Cambiare casa comporta non solo traslocare nel senso fisico del termine, ma portare con sé le utenze. Per farlo occorre passare le utenze da un intestatario ad un altro, richiedendo la voltura o il subentro. Ma qual è la differenza tra voltura e subentro?
Voltura e Subentro utenze
Si parla di voltura e subentro per indicare due diverse azioni. Si tratta di atti volti a permettere a chi acquista casa o prende un appartamento in affitto, di potersi intestare acqua, luce, gas e altro ed è un adempimento necessario e che non può essere assolutamente evitato ai fini fiscali.
Tuttavia non tutti conoscono la differenza tra subentro e voltura ragion per cui a seguire una breve guida riepilogativa.
Voltura: significato e caratteristiche
Come è facile intendere dall’etimologia della parola si può optare per la voltura quando ci si trova in una situazione in cui le utenze risultano ancora attive, ragion per cui è necessario modificare solo l’intestazione del nuovo proprietario o affittuario.
La voltura implica costi meno impegnativi e tempistiche più brevi. In genere bastano pochi giorni, naturalmente è tutto in relazione anche al gestore che si sceglie.
Subentro: significato e caratteristiche
In tal caso, la situazione è più onerosa e complessa, nel senso che i tempi sono maggiori. La ragione sta nel fatto che non ci sono utenze attive, pertanto, il nuovo utente deve stipulare un contratto ex novo.
Nel caso del contratto dell’energia elettrica il subentro può richiedere una settimana. Per quanto concerne il gas in media si va dai dieci giorni a salire.
Cosa succede se il vecchio proprietario o inquilino era moroso?
La voltura e il subentro sono operazioni che possono essere realizzate online, direttamente dal sito del gestore cui si vuole legare l’utenza.
Tuttavia, in caso di morosità precedenti, partendo dal presupposto che le stesse non si riversano assolutamente sul nuovo utente, le operazioni andranno eseguite di persona allo sportello, previo appuntamento.
La logica è dimostrare che si è di fronte ad un nuovo utente e lo scopo è arginare truffe e finte intestazioni per non assolvere alle morosità già esistenti.
In caso di morosità l’operazione è più lunga e spesso questi tempi dipendono dal gestore del servizio.
Documenti necessari per la voltura o il subentro
Per eseguire la voltura o il subentro è necessario avere a disposizione alcuni documenti.
In primo luogo il contratto di affitto o di proprietà. Quanto alla residenza, la stessa può essere comunicata anche successivamente entro determinati tempi.
La comunicazione si rende necessaria per i costi; un utente non residente ha costi maggiorati rispetto ad un residente.
Vanno inoltre presentati, oltre al contratto, certificato di residenza e documento di identità.
In caso di voltura, è necessario fornire dei codici identificativi dei contatori e l’ultima lettura. Tali informazioni consentono di calcolare i consumi, in modo che vengano aggiornati al momento della presa in possesso dell’immobile.
Va compilato un modulo di richiesta e inviato tutto o presentato allo sportello.
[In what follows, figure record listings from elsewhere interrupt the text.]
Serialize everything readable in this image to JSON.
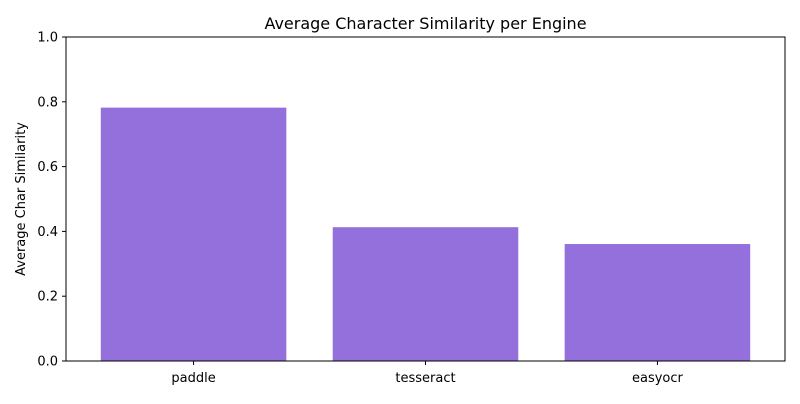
{
  "chart_data": {
    "type": "bar",
    "title": "Average Character Similarity per Engine",
    "xlabel": "",
    "ylabel": "Average Char Similarity",
    "categories": [
      "paddle",
      "tesseract",
      "easyocr"
    ],
    "values": [
      0.782,
      0.413,
      0.361
    ],
    "ylim": [
      0,
      1.0
    ],
    "yticks": [
      "0.0",
      "0.2",
      "0.4",
      "0.6",
      "0.8",
      "1.0"
    ],
    "bar_color": "#9370db",
    "grid": false,
    "legend": "none"
  }
}
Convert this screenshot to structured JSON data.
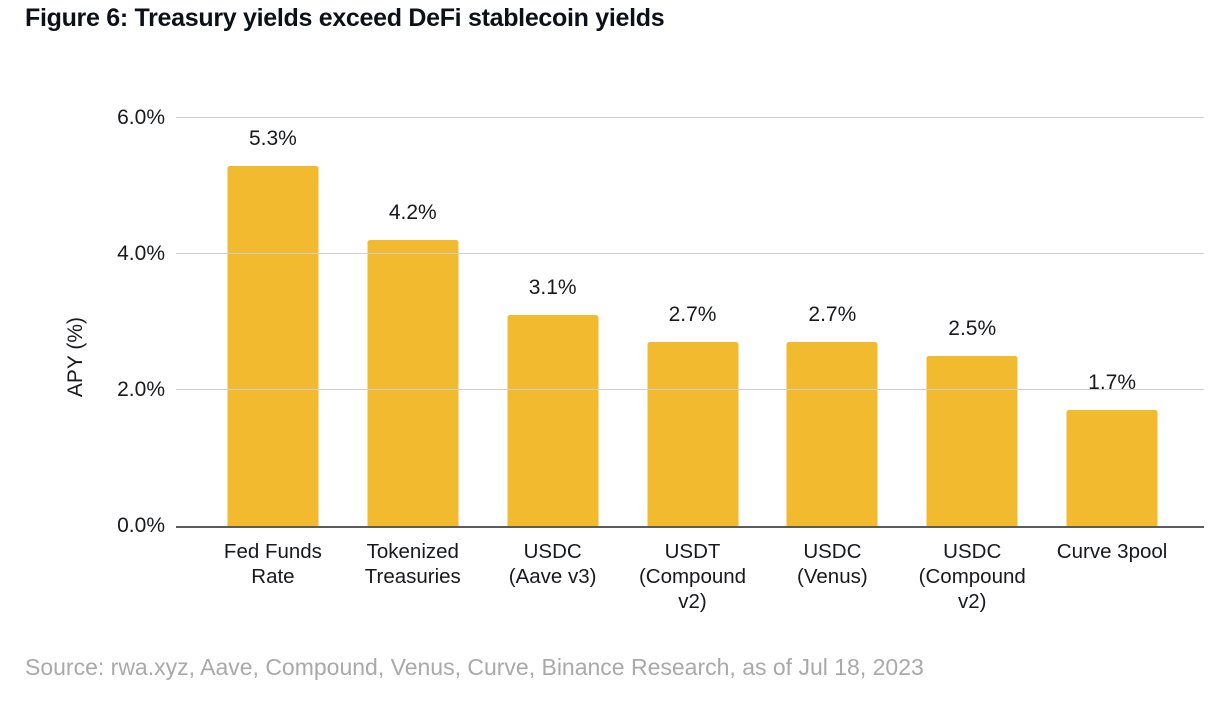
{
  "figure": {
    "title": "Figure 6: Treasury yields exceed DeFi stablecoin yields"
  },
  "source": {
    "text": "Source: rwa.xyz, Aave, Compound, Venus, Curve, Binance Research, as of Jul 18, 2023"
  },
  "chart_data": {
    "type": "bar",
    "title": "Figure 6: Treasury yields exceed DeFi stablecoin yields",
    "categories": [
      "Fed Funds\nRate",
      "Tokenized\nTreasuries",
      "USDC\n(Aave v3)",
      "USDT\n(Compound\nv2)",
      "USDC\n(Venus)",
      "USDC\n(Compound\nv2)",
      "Curve 3pool"
    ],
    "values": [
      5.3,
      4.2,
      3.1,
      2.7,
      2.7,
      2.5,
      1.7
    ],
    "value_labels": [
      "5.3%",
      "4.2%",
      "3.1%",
      "2.7%",
      "2.7%",
      "2.5%",
      "1.7%"
    ],
    "xlabel": "",
    "ylabel": "APY (%)",
    "ylim": [
      0,
      6
    ],
    "yticks": [
      {
        "value": 0,
        "label": "0.0%"
      },
      {
        "value": 2,
        "label": "2.0%"
      },
      {
        "value": 4,
        "label": "4.0%"
      },
      {
        "value": 6,
        "label": "6.0%"
      }
    ],
    "grid": true,
    "legend": false,
    "bar_color": "#F2BA2F",
    "colors": {
      "bar": "#F2BA2F",
      "text": "#17191c",
      "gridline": "#cfcfcf",
      "baseline": "#5c5c5c",
      "source_text": "#a9a9a9"
    }
  }
}
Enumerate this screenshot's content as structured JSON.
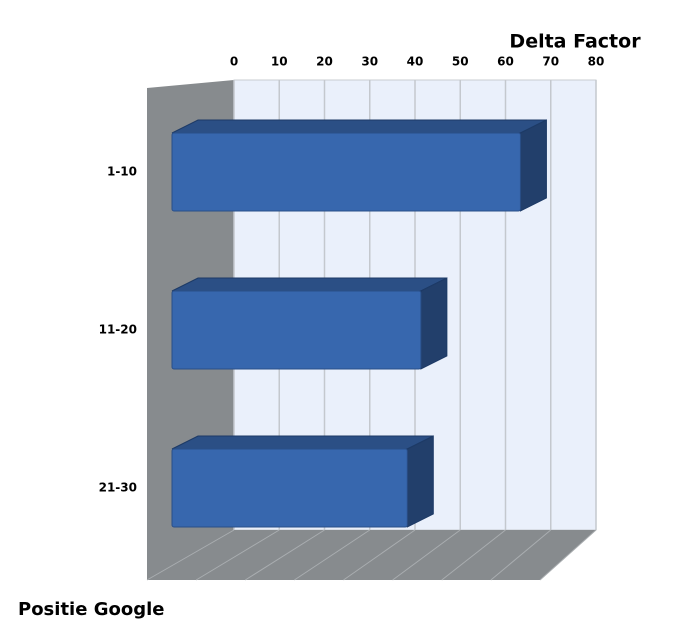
{
  "chart_data": {
    "type": "bar",
    "orientation": "horizontal",
    "x_title": "Delta Factor",
    "y_title": "Positie Google",
    "categories": [
      "1-10",
      "11-20",
      "21-30"
    ],
    "values": [
      77,
      55,
      52
    ],
    "color": "#3767ae",
    "xlim": [
      0,
      80
    ],
    "xticks": [
      0,
      10,
      20,
      30,
      40,
      50,
      60,
      70,
      80
    ],
    "grid": true
  }
}
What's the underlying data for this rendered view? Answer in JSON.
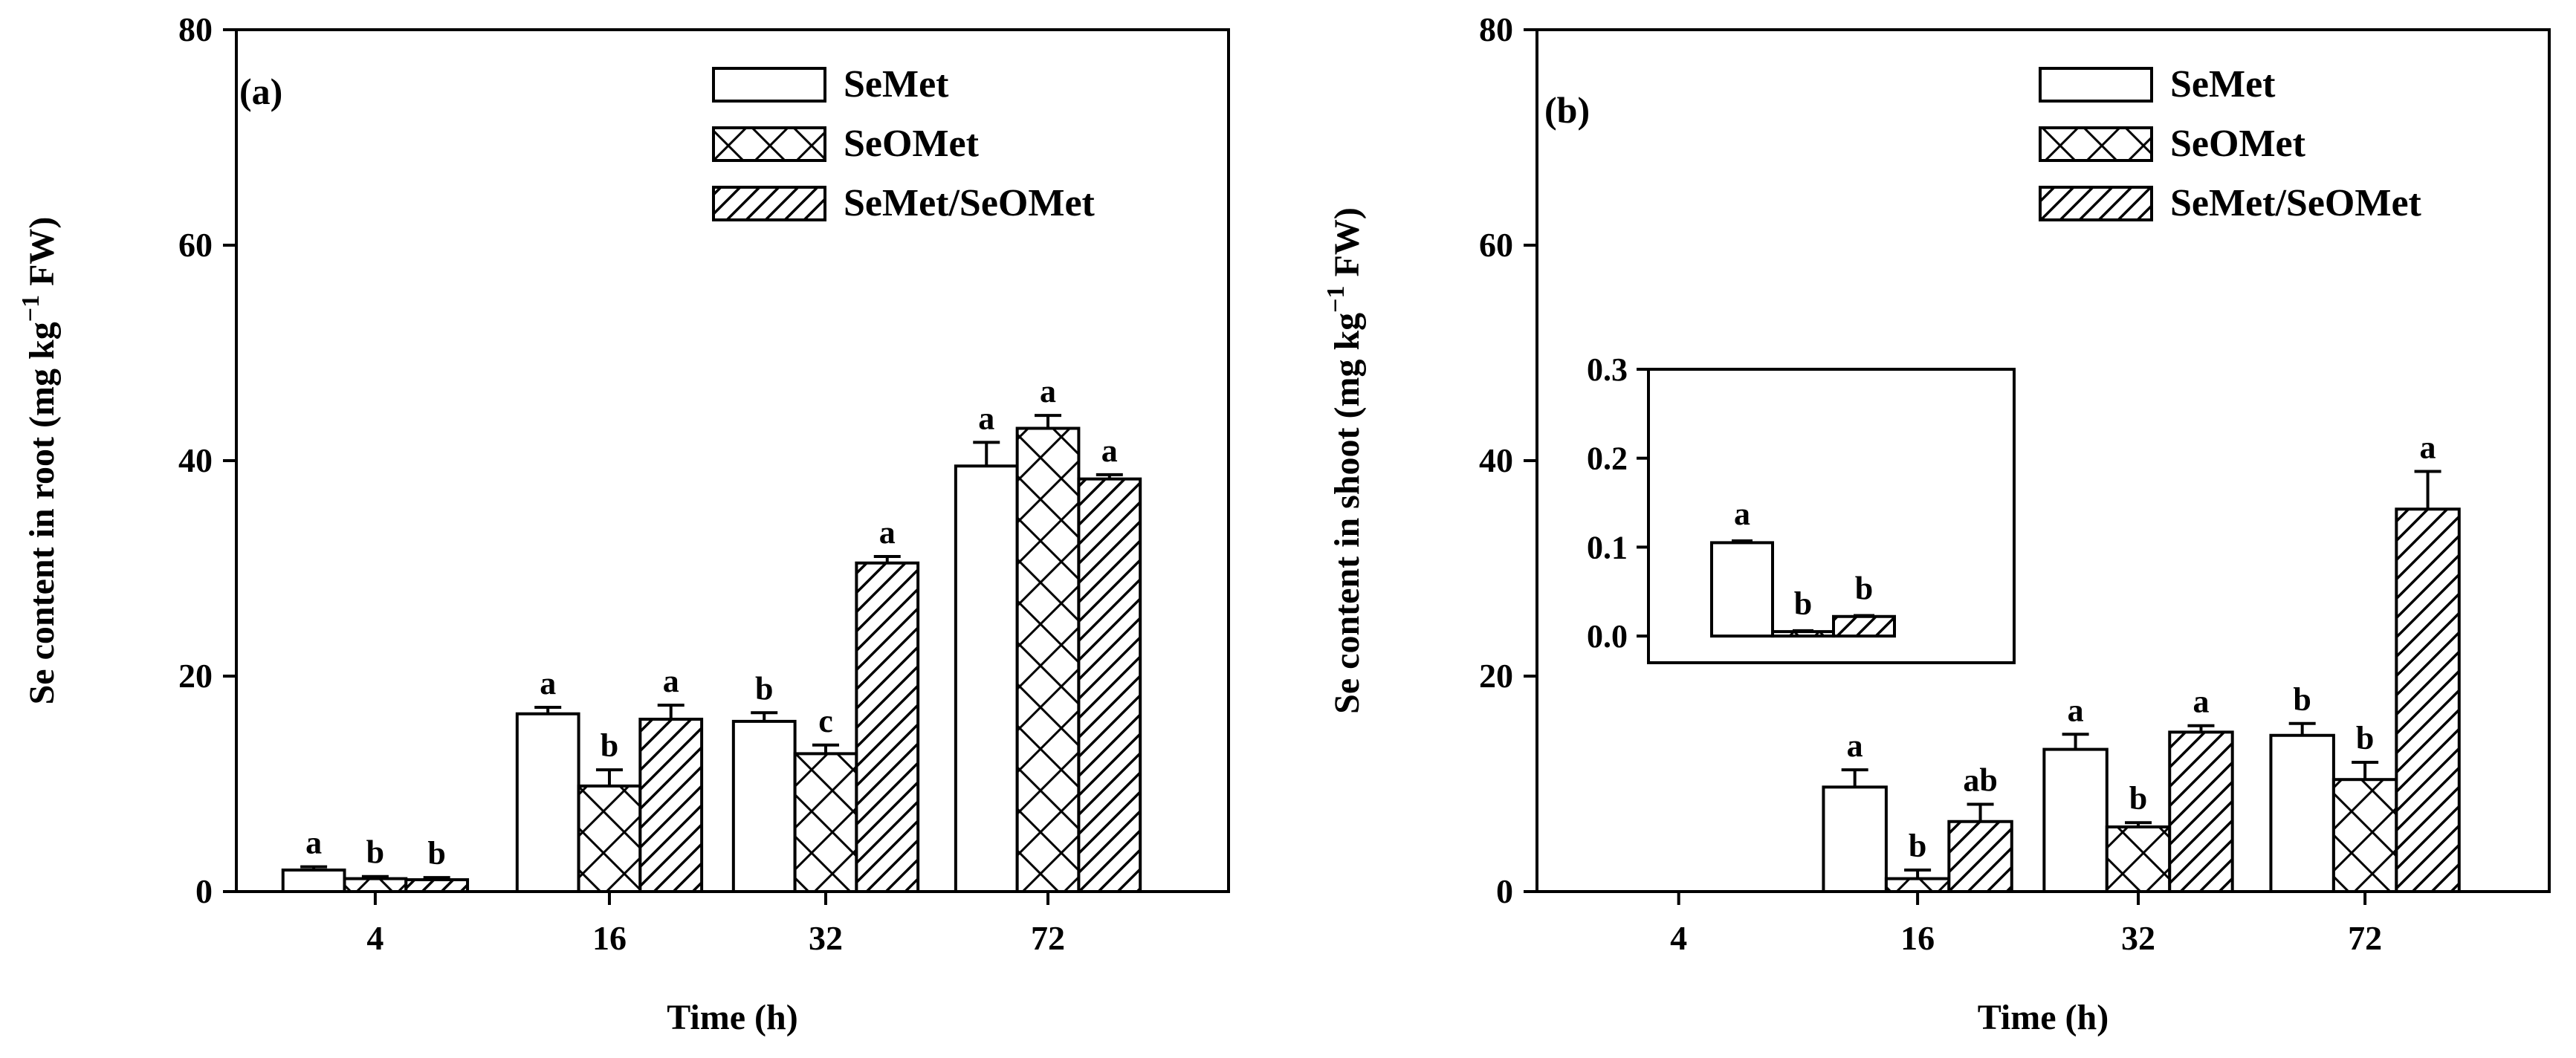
{
  "chart_data": [
    {
      "type": "bar",
      "panel_label": "(a)",
      "categories": [
        "4",
        "16",
        "32",
        "72"
      ],
      "xlabel": "Time (h)",
      "ylabel_main": "Se content in root (mg kg",
      "ylabel_sup": "−1",
      "ylabel_tail": " FW)",
      "ylim": [
        0,
        80
      ],
      "yticks": [
        "0",
        "20",
        "40",
        "60",
        "80"
      ],
      "grid": false,
      "legend_position": "top-right",
      "series": [
        {
          "name": "SeMet",
          "pattern": "open",
          "values": [
            2.0,
            16.5,
            15.8,
            39.5
          ],
          "errors": [
            0.3,
            0.6,
            0.8,
            2.2
          ],
          "letters": [
            "a",
            "a",
            "b",
            "a"
          ]
        },
        {
          "name": "SeOMet",
          "pattern": "crosshatch",
          "values": [
            1.2,
            9.8,
            12.8,
            43.0
          ],
          "errors": [
            0.2,
            1.5,
            0.8,
            1.2
          ],
          "letters": [
            "b",
            "b",
            "c",
            "a"
          ]
        },
        {
          "name": "SeMet/SeOMet",
          "pattern": "diagonal",
          "values": [
            1.1,
            16.0,
            30.5,
            38.3
          ],
          "errors": [
            0.2,
            1.3,
            0.6,
            0.4
          ],
          "letters": [
            "b",
            "a",
            "a",
            "a"
          ]
        }
      ]
    },
    {
      "type": "bar",
      "panel_label": "(b)",
      "categories": [
        "4",
        "16",
        "32",
        "72"
      ],
      "xlabel": "Time (h)",
      "ylabel_main": "Se content in shoot (mg kg",
      "ylabel_sup": "−1",
      "ylabel_tail": " FW)",
      "ylim": [
        0,
        80
      ],
      "yticks": [
        "0",
        "20",
        "40",
        "60",
        "80"
      ],
      "grid": false,
      "legend_position": "top-right",
      "series": [
        {
          "name": "SeMet",
          "pattern": "open",
          "values": [
            0.105,
            9.7,
            13.2,
            14.5
          ],
          "errors": [
            0.002,
            1.6,
            1.4,
            1.1
          ],
          "letters": [
            "",
            "a",
            "a",
            "b"
          ]
        },
        {
          "name": "SeOMet",
          "pattern": "crosshatch",
          "values": [
            0.005,
            1.2,
            6.0,
            10.4
          ],
          "errors": [
            0.001,
            0.8,
            0.4,
            1.6
          ],
          "letters": [
            "",
            "b",
            "b",
            "b"
          ]
        },
        {
          "name": "SeMet/SeOMet",
          "pattern": "diagonal",
          "values": [
            0.022,
            6.5,
            14.8,
            35.5
          ],
          "errors": [
            0.001,
            1.6,
            0.6,
            3.5
          ],
          "letters": [
            "",
            "ab",
            "a",
            "a"
          ]
        }
      ],
      "inset": {
        "category": "4",
        "ylim": [
          -0.03,
          0.3
        ],
        "yticks": [
          "0.0",
          "0.1",
          "0.2",
          "0.3"
        ],
        "values": [
          0.105,
          0.005,
          0.022
        ],
        "errors": [
          0.002,
          0.001,
          0.001
        ],
        "letters": [
          "a",
          "b",
          "b"
        ]
      }
    }
  ]
}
Voltura e subentro implicano dei costi, che vengono, in genere addebitati sulla prima bolletta.
Sportelli Utenze? Si ma dove?
Molto spesso gli sportelli per effettuare la voltura e il subentro, sono disponibili presso negozi privati. Ricordiamo ancora un nostro cliente per cui abbiamo fatto un trasloco a Marino, in provincia di Roma, che si è rivolto per Enel Gas e Luce ad un negozio locale autorizzato. Per completezza di informazione, lo sportello ENEL di competenza di Marino si trova nella vicina Ciampino, in Via San Francesco d’Assisi al civico 24.